Published On: Mon, May 4th, 2015

Retired diplomat recalls prejudices against officers

New Delhi: When retired diplomat and author Arundhati Ghose wanted to join the Indian Foreign Service in the early 1960s, she faced the same question in two separate interviews – How would she cope with her career post-marriage?

Retired diplomat and author Arundhati Ghose

Retired diplomat and author Arundhati Ghose

Years after she joined the foreign service, a circular by the then Foreign Secretary to all women in IFS warned them that “in view of a sizable number of officers having married other IFS Officers, the Administration was no longer able to accommodate requests for adjacent postings and that a serious view would be taken of any such request of the women officers for such postings,” recalls Ghose.

Ghosh says this in an article in the latest issue of the magazine “The Equator Line.”

“I was particularly offended as the circular was sent to single women officers, like me, too,” she says adding the circular was, however, withdrawn following protests.
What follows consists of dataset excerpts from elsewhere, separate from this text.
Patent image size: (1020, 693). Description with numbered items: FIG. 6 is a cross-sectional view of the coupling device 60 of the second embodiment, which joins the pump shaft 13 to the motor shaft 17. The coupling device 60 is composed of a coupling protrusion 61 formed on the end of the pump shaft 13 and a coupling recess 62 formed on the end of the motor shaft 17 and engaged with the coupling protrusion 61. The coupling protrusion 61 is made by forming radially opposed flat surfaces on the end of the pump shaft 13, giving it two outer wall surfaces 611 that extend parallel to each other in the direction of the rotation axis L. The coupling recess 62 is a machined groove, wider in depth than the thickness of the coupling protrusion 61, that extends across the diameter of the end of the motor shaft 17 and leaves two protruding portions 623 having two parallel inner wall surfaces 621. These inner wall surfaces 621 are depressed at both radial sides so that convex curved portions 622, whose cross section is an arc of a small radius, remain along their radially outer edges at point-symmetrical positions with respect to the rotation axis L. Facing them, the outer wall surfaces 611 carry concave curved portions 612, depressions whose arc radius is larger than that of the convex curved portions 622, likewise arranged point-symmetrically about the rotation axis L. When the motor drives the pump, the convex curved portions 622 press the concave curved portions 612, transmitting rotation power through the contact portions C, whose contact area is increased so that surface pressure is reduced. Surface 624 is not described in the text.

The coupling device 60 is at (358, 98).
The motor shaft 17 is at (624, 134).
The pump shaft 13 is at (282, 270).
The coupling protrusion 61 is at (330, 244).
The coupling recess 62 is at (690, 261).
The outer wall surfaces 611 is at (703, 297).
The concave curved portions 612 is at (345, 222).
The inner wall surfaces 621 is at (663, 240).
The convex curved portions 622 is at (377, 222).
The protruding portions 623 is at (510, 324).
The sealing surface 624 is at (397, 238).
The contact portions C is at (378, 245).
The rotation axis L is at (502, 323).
Ghose speaks about an “outrageous” rule which required a woman IFS officer who had to take prior permission to marry and a “qualified permission” was usually given “with the proviso that the government was free to terminate her services if her private life starts to affect her work.”

These are some of the instances Ghose recalls from her life as a distinguished Indian career diplomat to drive home the prejudices against women that run deep-rooted in society.

Another instance cited by Ghose came during her first Ambassadorial posting in South Korea.

“I found (in Seoul) that it was the custom for visiting delegations to be officially entertained by our hosts, even the Foreign Office, with a dinner at a ‘kisaeng’ house, where nubile young girls were on hand to ‘look after the comforts’ of the men.”

However, says Ghose, during her posting in South Korea she ensured that the Foreign Office did not include such events in the programme, (as I felt that the young girls were in a sense being exploited by their employers) much to the amusement of diplomatic colleagues and perhaps chagrin of the visitors.